Polish-American physicist

Solomon J. Buchsbaum (December 4, 1929 – March 8, 1993) was a Polish American physicist and technologist, best known as chair of the White House Science Council under Presidents Ronald Reagan and George H. W. Bush, and as a senior executive at Bell Laboratories.

==Biography==
Born in Stryj, Poland, Buchsbaum's parents and youngest sister were murdered in the Holocaust. He and his other sister escaped capture by the Nazis and made their way to Warsaw, where he was protected in a Catholic orphanage. There he recited Mass and became an altar boy. After the war, as a teenager, Buchsbaum made his way to Canada where he learned English and found a job in a hat factory. With no previous formal training, he won a scholarship to McGill University in physics and mathematics, there earning a bachelor's degree in 1952, and a master's degree a year later. He received his Ph.D. from MIT in 1957.

Buchsbaum's career at Bell began as a researcher on gaseous and solid plasmas in 1958. Rising through the ranks, he became vice president in charge of technology systems in 1979. In his 35 years at Bell Labs, he published 50 articles and was awarded 8 patents. Nobel Laureate Arno Penzias called him the "vice president in charge of everything else," meaning everything that was not directly phone company business.

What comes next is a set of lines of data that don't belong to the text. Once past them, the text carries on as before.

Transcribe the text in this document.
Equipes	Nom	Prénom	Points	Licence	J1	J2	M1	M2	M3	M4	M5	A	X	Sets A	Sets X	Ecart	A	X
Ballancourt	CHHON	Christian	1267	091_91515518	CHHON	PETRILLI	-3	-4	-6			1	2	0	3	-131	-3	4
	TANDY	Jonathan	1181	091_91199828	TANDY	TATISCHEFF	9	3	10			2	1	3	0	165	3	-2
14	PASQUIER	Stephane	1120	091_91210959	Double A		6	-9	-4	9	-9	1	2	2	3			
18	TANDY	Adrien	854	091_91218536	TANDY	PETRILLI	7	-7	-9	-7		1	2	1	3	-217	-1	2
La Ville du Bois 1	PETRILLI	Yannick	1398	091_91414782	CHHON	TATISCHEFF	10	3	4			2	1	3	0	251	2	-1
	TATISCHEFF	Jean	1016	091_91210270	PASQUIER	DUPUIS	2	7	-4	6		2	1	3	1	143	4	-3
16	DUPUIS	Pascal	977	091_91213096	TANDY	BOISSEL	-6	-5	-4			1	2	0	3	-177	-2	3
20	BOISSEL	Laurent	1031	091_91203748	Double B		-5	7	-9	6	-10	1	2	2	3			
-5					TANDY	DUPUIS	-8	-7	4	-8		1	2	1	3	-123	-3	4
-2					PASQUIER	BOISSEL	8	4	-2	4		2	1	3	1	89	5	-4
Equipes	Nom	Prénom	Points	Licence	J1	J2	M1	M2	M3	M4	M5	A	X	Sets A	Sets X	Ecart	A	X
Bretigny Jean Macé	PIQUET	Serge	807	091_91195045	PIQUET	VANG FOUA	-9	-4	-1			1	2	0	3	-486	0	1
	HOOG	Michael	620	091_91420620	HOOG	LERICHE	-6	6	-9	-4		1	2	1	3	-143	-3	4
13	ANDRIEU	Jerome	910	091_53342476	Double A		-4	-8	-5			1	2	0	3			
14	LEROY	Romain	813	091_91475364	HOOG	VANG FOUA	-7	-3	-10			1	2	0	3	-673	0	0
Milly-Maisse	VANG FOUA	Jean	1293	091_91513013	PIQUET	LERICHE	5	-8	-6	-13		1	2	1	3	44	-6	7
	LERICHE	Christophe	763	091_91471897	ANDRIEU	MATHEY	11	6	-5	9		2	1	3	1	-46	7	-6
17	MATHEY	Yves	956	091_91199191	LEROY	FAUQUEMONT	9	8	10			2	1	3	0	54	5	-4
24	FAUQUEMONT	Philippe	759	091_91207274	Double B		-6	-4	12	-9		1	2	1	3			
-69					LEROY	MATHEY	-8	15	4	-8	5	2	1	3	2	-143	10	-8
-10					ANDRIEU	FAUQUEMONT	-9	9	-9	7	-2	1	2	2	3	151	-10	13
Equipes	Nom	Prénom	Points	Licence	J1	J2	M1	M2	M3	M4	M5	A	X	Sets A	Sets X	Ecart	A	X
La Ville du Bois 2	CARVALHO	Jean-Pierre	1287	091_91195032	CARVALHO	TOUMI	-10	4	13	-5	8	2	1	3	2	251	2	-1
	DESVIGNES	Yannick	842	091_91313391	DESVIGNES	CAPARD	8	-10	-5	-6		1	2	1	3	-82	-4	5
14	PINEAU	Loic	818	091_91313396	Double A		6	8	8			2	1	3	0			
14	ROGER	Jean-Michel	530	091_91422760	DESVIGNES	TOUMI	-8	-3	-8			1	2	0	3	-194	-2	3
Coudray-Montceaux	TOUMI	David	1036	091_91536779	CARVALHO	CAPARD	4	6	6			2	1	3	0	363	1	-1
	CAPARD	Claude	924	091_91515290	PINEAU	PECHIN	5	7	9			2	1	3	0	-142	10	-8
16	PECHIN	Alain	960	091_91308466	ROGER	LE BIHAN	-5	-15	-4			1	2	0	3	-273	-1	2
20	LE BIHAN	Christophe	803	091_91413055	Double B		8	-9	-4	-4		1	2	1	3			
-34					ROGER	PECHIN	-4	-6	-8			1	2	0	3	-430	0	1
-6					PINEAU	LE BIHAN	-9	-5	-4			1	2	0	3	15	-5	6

Buchsbaum's career as a Presidential advisor began with his membership on President Nixon's Science Advisory Committee and continued with President Ford's Committee on Science and Technology. Under Presidents Reagan and George H. W. Bush he was chair of the corresponding committees. He was chairman of the Defense Science Board from 1972 to 1977.

Among other boards, Buchsbaum served on those of MIT, Stanford University, the Rand Corporation, Draper Laboratory, and the Argonne and Sandia National Laboratories.

Buchsbaum's honors included the National Medal of Science (from President Reagan) and various defense and energy department medals.

He died in 1993, in New Jersey, of multiple myeloma, after receiving a bone marrow transplant and spending more than a month in a germ-free "bubble", equipped with a telephone and fax machine so that he could conduct "business as usual".